Gully Foyle is the worst kind of man: stupid, brutal, and totally without ambition — until the day a passing spaceship fails to rescue him from a wrecked hulk where he has survived alone for months. That abandonment transforms him. Gully Foyle becomes something else entirely: a man with a single, consuming purpose. He will find the ship that left him to die, and he will destroy everyone connected to it. The engine that powers the entire novel is pure vendetta.

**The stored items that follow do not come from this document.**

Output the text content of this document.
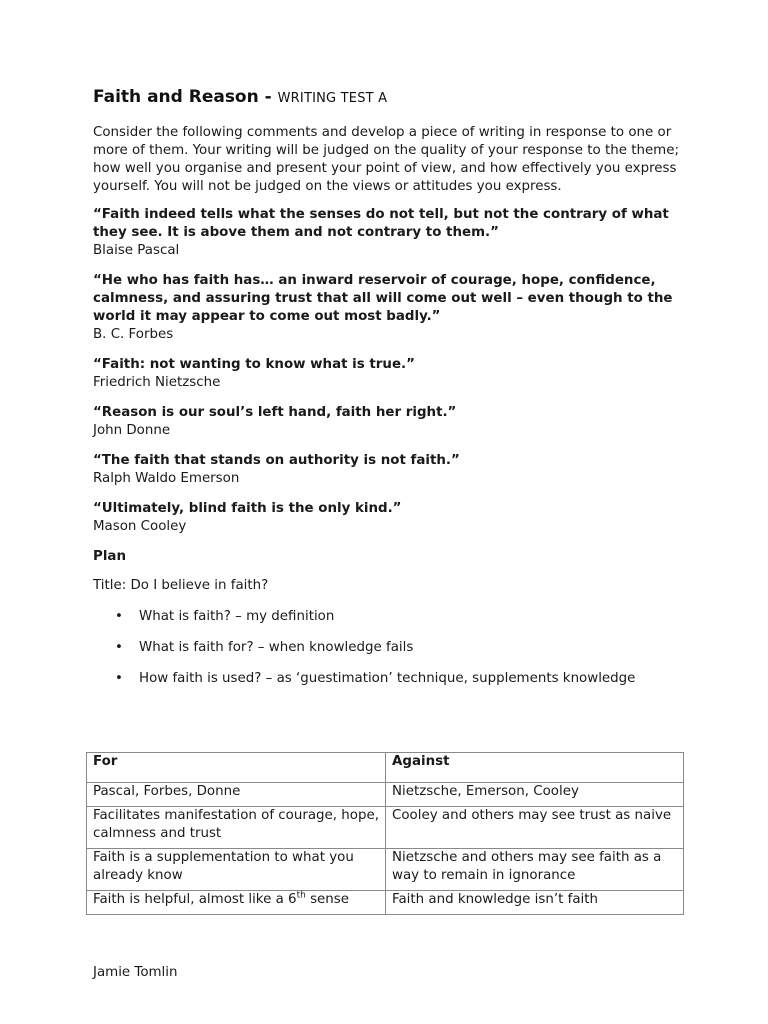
Faith and Reason - WRITING TEST A

Consider the following comments and develop a piece of writing in response to one or more of them. Your writing will be judged on the quality of your response to the theme; how well you organise and present your point of view, and how effectively you express yourself. You will not be judged on the views or attitudes you express.

“Faith indeed tells what the senses do not tell, but not the contrary of what they see. It is above them and not contrary to them.”

Blaise Pascal

“He who has faith has… an inward reservoir of courage, hope, confidence, calmness, and assuring trust that all will come out well – even though to the world it may appear to come out most badly.”

B. C. Forbes

“Faith: not wanting to know what is true.”

Friedrich Nietzsche

“Reason is our soul’s left hand, faith her right.”

John Donne

“The faith that stands on authority is not faith.”

Ralph Waldo Emerson

“Ultimately, blind faith is the only kind.”

Mason Cooley

Plan

Title: Do I believe in faith?

• What is faith? – my definition
• What is faith for? – when knowledge fails
• How faith is used? – as ‘guestimation’ technique, supplements knowledge
For	Against
Pascal, Forbes, Donne	Nietzsche, Emerson, Cooley
Facilitates manifestation of courage, hope, calmness and trust	Cooley and others may see trust as naive
Faith is a supplementation to what you already know	Nietzsche and others may see faith as a way to remain in ignorance
Faith is helpful, almost like a 6th sense	Faith and knowledge isn’t faith
Jamie Tomlin
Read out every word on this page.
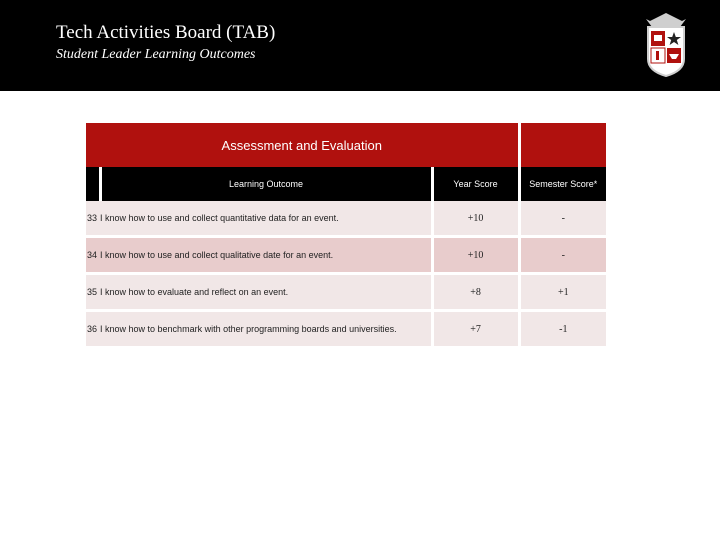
Tech Activities Board (TAB)
Student Leader Learning Outcomes
Assessment and Evaluation			
	Learning Outcome	Year Score	Semester Score*
33 I know how to use and collect quantitative data for an event.		+10	-
34 I know how to use and collect qualitative date for an event.		+10	-
35 I know how to evaluate and reflect on an event.		+8	+1
36 I know how to benchmark with other programming boards and universities.		+7	-1
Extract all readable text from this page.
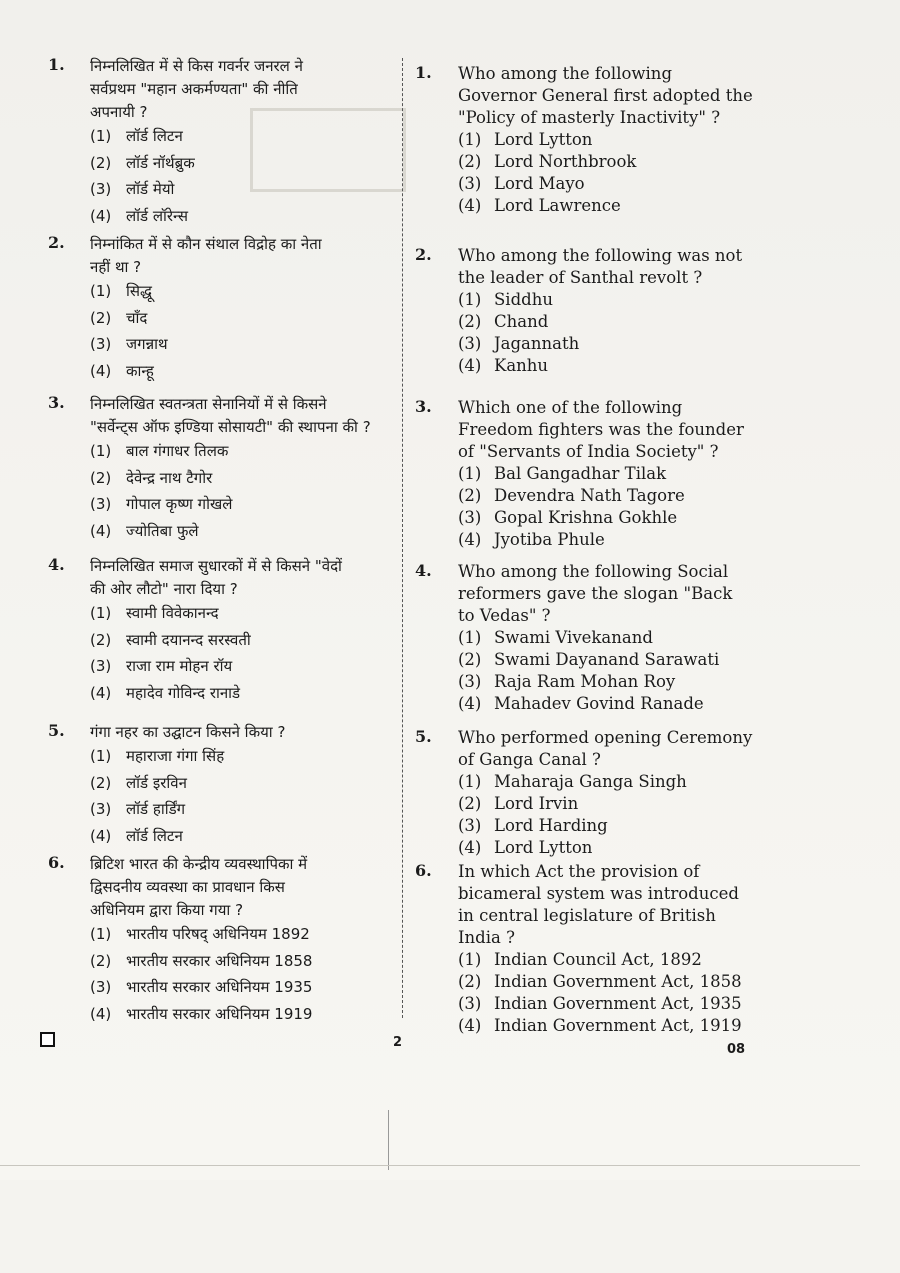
1.	निम्नलिखित में से किस गवर्नर जनरल ने
सर्वप्रथम "महान अकर्मण्यता" की नीति
अपनायी ?
(1) लॉर्ड लिटन
(2) लॉर्ड नॉर्थब्रुक
(3) लॉर्ड मेयो
(4) लॉर्ड लॉरेन्स
2.	निम्नांकित में से कौन संथाल विद्रोह का नेता
नहीं था ?
(1) सिद्धू
(2) चाँद
(3) जगन्नाथ
(4) कान्हू
3.	निम्नलिखित स्वतन्त्रता सेनानियों में से किसने
"सर्वेन्ट्स ऑफ इण्डिया सोसायटी" की स्थापना की ?
(1) बाल गंगाधर तिलक
(2) देवेन्द्र नाथ टैगोर
(3) गोपाल कृष्ण गोखले
(4) ज्योतिबा फुले
4.	निम्नलिखित समाज सुधारकों में से किसने "वेदों
की ओर लौटो" नारा दिया ?
(1) स्वामी विवेकानन्द
(2) स्वामी दयानन्द सरस्वती
(3) राजा राम मोहन रॉय
(4) महादेव गोविन्द रानाडे
5.	गंगा नहर का उद्घाटन किसने किया ?
(1) महाराजा गंगा सिंह
(2) लॉर्ड इरविन
(3) लॉर्ड हार्डिंग
(4) लॉर्ड लिटन
6.	ब्रिटिश भारत की केन्द्रीय व्यवस्थापिका में
द्विसदनीय व्यवस्था का प्रावधान किस
अधिनियम द्वारा किया गया ?
(1) भारतीय परिषद् अधिनियम 1892
(2) भारतीय सरकार अधिनियम 1858
(3) भारतीय सरकार अधिनियम 1935
(4) भारतीय सरकार अधिनियम 1919
1.	Who among the following
Governor General first adopted the
"Policy of masterly Inactivity" ?
(1) Lord Lytton
(2) Lord Northbrook
(3) Lord Mayo
(4) Lord Lawrence
2.	Who among the following was not
the leader of Santhal revolt ?
(1) Siddhu
(2) Chand
(3) Jagannath
(4) Kanhu
3.	Which one of the following
Freedom fighters was the founder
of "Servants of India Society" ?
(1) Bal Gangadhar Tilak
(2) Devendra Nath Tagore
(3) Gopal Krishna Gokhle
(4) Jyotiba Phule
4.	Who among the following Social
reformers gave the slogan "Back
to Vedas" ?
(1) Swami Vivekanand
(2) Swami Dayanand Sarawati
(3) Raja Ram Mohan Roy
(4) Mahadev Govind Ranade
5.	Who performed opening Ceremony
of Ganga Canal ?
(1) Maharaja Ganga Singh
(2) Lord Irvin
(3) Lord Harding
(4) Lord Lytton
6.	In which Act the provision of
bicameral system was introduced
in central legislature of British
India ?
(1) Indian Council Act, 1892
(2) Indian Government Act, 1858
(3) Indian Government Act, 1935
(4) Indian Government Act, 1919
2	08
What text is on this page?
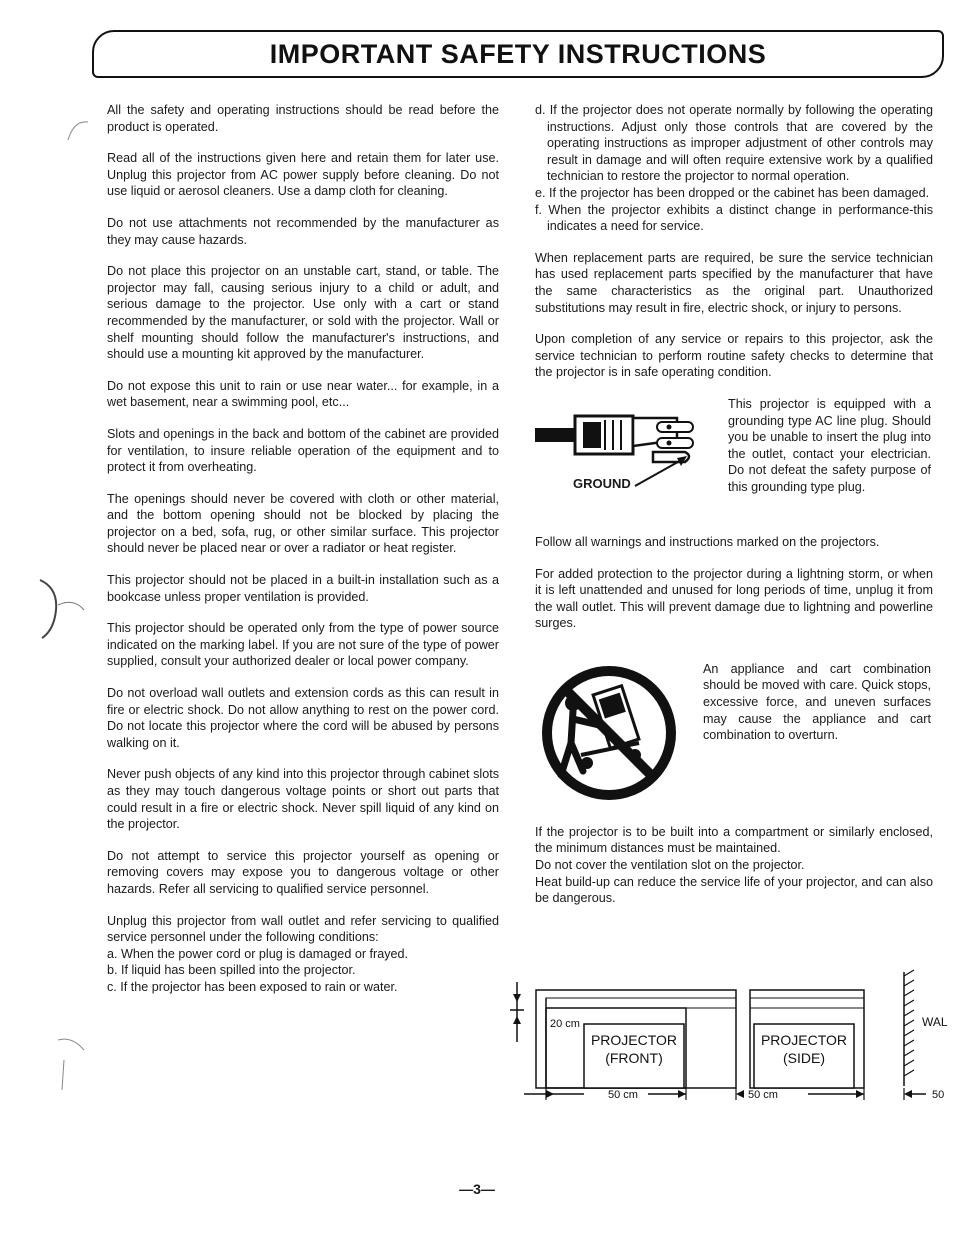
IMPORTANT SAFETY INSTRUCTIONS

All the safety and operating instructions should be read before the product is operated.

Read all of the instructions given here and retain them for later use. Unplug this projector from AC power supply before cleaning. Do not use liquid or aerosol cleaners. Use a damp cloth for cleaning.

Do not use attachments not recommended by the manufacturer as they may cause hazards.

Do not place this projector on an unstable cart, stand, or table. The projector may fall, causing serious injury to a child or adult, and serious damage to the projector. Use only with a cart or stand recommended by the manufacturer, or sold with the projector. Wall or shelf mounting should follow the manufacturer's instructions, and should use a mounting kit approved by the manufacturer.

Do not expose this unit to rain or use near water... for example, in a wet basement, near a swimming pool, etc...

Slots and openings in the back and bottom of the cabinet are provided for ventilation, to insure reliable operation of the equipment and to protect it from overheating.

The openings should never be covered with cloth or other material, and the bottom opening should not be blocked by placing the projector on a bed, sofa, rug, or other similar surface. This projector should never be placed near or over a radiator or heat register.

This projector should not be placed in a built-in installation such as a bookcase unless proper ventilation is provided.

This projector should be operated only from the type of power source indicated on the marking label. If you are not sure of the type of power supplied, consult your authorized dealer or local power company.

Do not overload wall outlets and extension cords as this can result in fire or electric shock. Do not allow anything to rest on the power cord. Do not locate this projector where the cord will be abused by persons walking on it.

Never push objects of any kind into this projector through cabinet slots as they may touch dangerous voltage points or short out parts that could result in a fire or electric shock. Never spill liquid of any kind on the projector.

Do not attempt to service this projector yourself as opening or removing covers may expose you to dangerous voltage or other hazards. Refer all servicing to qualified service personnel.

Unplug this projector from wall outlet and refer servicing to qualified service personnel under the following conditions:

a. When the power cord or plug is damaged or frayed.
b. If liquid has been spilled into the projector.
c. If the projector has been exposed to rain or water.
d. If the projector does not operate normally by following the operating instructions. Adjust only those controls that are covered by the operating instructions as improper adjustment of other controls may result in damage and will often require extensive work by a qualified technician to restore the projector to normal operation.
e. If the projector has been dropped or the cabinet has been damaged.
f. When the projector exhibits a distinct change in performance-this indicates a need for service.

When replacement parts are required, be sure the service technician has used replacement parts specified by the manufacturer that have the same characteristics as the original part. Unauthorized substitutions may result in fire, electric shock, or injury to persons.

Upon completion of any service or repairs to this projector, ask the service technician to perform routine safety checks to determine that the projector is in safe operating condition.

GROUND
This projector is equipped with a grounding type AC line plug. Should you be unable to insert the plug into the outlet, contact your electrician. Do not defeat the safety purpose of this grounding type plug.

Follow all warnings and instructions marked on the projectors.

For added protection to the projector during a lightning storm, or when it is left unattended and unused for long periods of time, unplug it from the wall outlet. This will prevent damage due to lightning and powerline surges.

An appliance and cart combination should be moved with care. Quick stops, excessive force, and uneven surfaces may cause the appliance and cart combination to overturn.
If the projector is to be built into a compartment or similarly enclosed, the minimum distances must be maintained.
Do not cover the ventilation slot on the projector.
Heat build-up can reduce the service life of your projector, and can also be dangerous.
20 cm
PROJECTOR
(FRONT)
PROJECTOR
(SIDE)
WAL
50 cm	50 cm	50
—3—
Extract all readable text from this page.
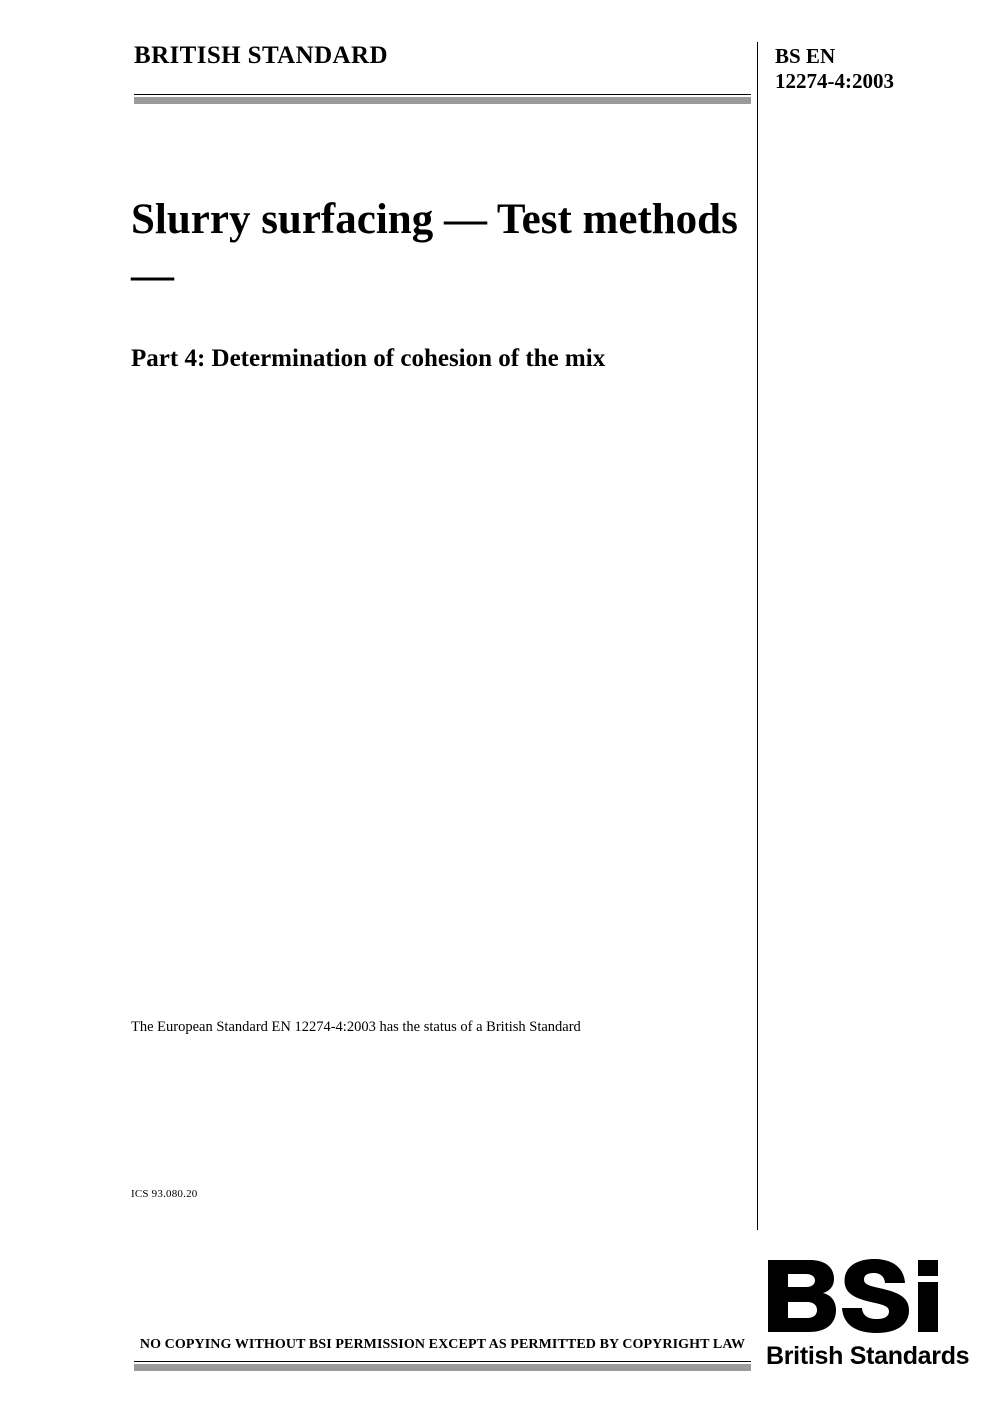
BRITISH STANDARD	BS EN
12274-4:2003
Slurry surfacing — Test methods —
Part 4: Determination of cohesion of the mix
The European Standard EN 12274-4:2003 has the status of a British Standard
ICS 93.080.20
British Standards
NO COPYING WITHOUT BSI PERMISSION EXCEPT AS PERMITTED BY COPYRIGHT LAW
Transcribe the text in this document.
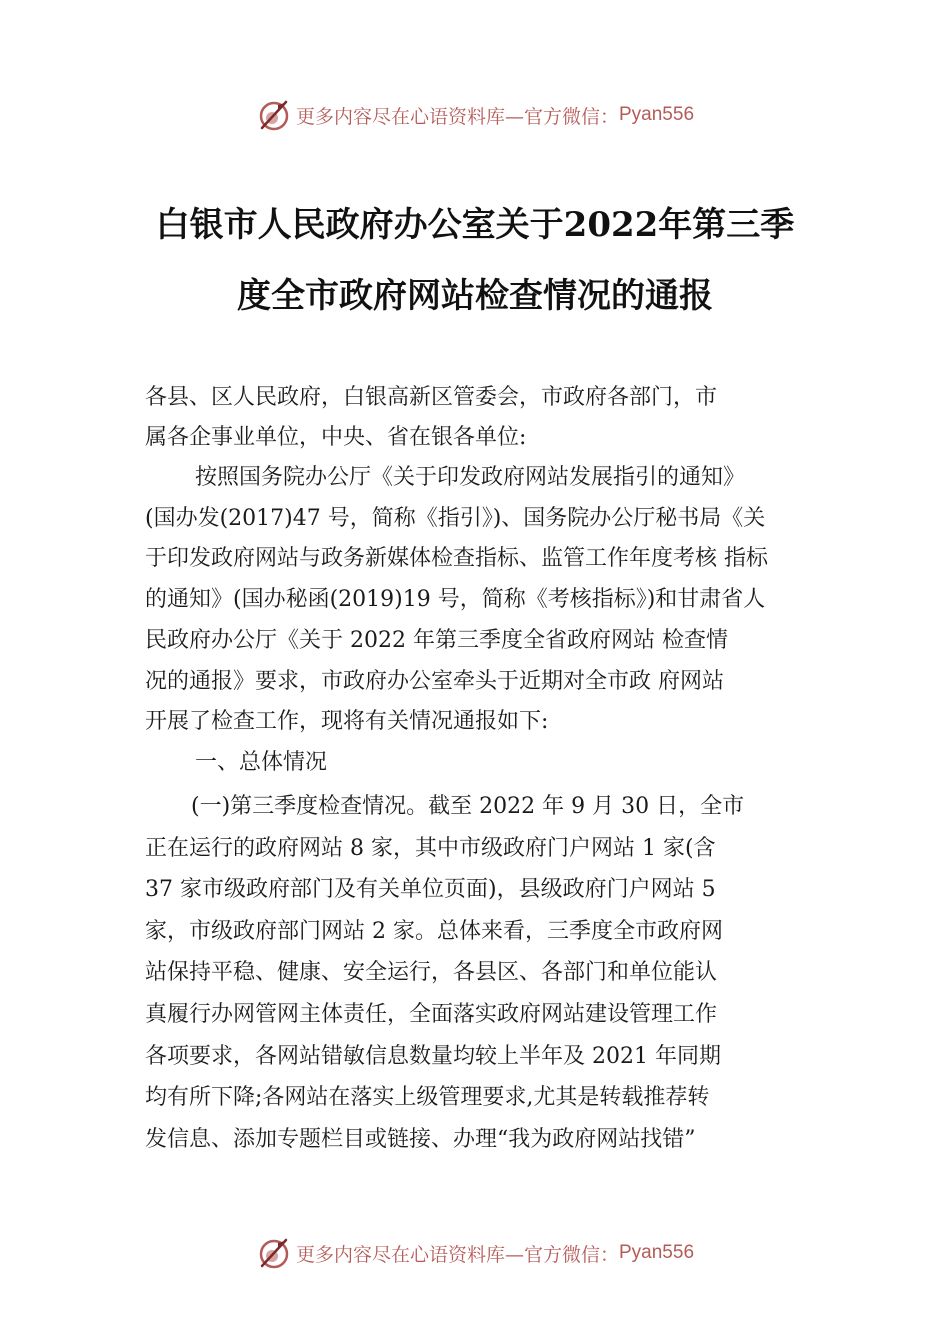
更多内容尽在心语资料库—官方微信： Pyan556
白银市人民政府办公室关于2022年第三季
度全市政府网站检查情况的通报
各县、区人民政府，白银高新区管委会，市政府各部门，市
属各企事业单位，中央、省在银各单位:
按照国务院办公厅《关于印发政府网站发展指引的通知》
(国办发(2017)47 号，简称《指引》)、国务院办公厅秘书局《关
于印发政府网站与政务新媒体检查指标、监管工作年度考核 指标
的通知》(国办秘函(2019)19 号，简称《考核指标》)和甘肃省人
民政府办公厅《关于 2022 年第三季度全省政府网站 检查情
况的通报》要求，市政府办公室牵头于近期对全市政 府网站
开展了检查工作，现将有关情况通报如下:
一、总体情况
(一)第三季度检查情况。截至 2022 年 9 月 30 日，全市
正在运行的政府网站 8 家，其中市级政府门户网站 1 家(含
37 家市级政府部门及有关单位页面)，县级政府门户网站 5
家，市级政府部门网站 2 家。总体来看，三季度全市政府网
站保持平稳、健康、安全运行，各县区、各部门和单位能认
真履行办网管网主体责任，全面落实政府网站建设管理工作
各项要求，各网站错敏信息数量均较上半年及 2021 年同期
均有所下降;各网站在落实上级管理要求,尤其是转载推荐转
发信息、添加专题栏目或链接、办理“我为政府网站找错”
更多内容尽在心语资料库—官方微信： Pyan556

The world of the twenty-fourth century has a central conceit: jaunting, the human ability to teleport short distances using only mental concentration. It has restructured civilization. The rich live in fortified compounds to prevent intrusion; the poor jaunte through walls and windows. Bester uses the technology not as hardware but as a social lens — every invention reorganizes class, and this one reorganized it radically. The world Gully moves through is baroque, violent, stratified, and inventive in the way that the best pulp science fiction is inventive: ideas thrown at the page until they land somewhere interesting.

What it gets right

  1. 1.

    Gully Foyle is not a hero who happens to do bad things — he is a villain who is also, unavoidably, the protagonist. Bester doesn't reconcile that, and the refusal is the novel's most honest choice.

  2. 2.

    Jaunting reorganizes society in ways Bester traces carefully: the rich build blind-walled fortresses, the poor move at will, and the technology is both liberation and threat depending on where you're standing.

  3. 3.

    The Count of Monte Cristo parallel is explicit. What Bester adds is moral ambiguity about whether revenge transforms or merely amplifies what was already there.

What it covers

Who wrote it

Alfred Bester was an American science fiction author whose two major novels, The Demolished Man (1953) and The Stars My Destination (1956), are considered cornerstones of the genre. The Demolished Man won the first Hugo Award for Best Novel. Bester also worked extensively in radio, television, and comics — he wrote Green Lantern stories in the 1940s. His influence on later science fiction, particularly cyberpunk, is widely acknowledged; William Gibson and others have cited him as a direct predecessor. He died in 1987.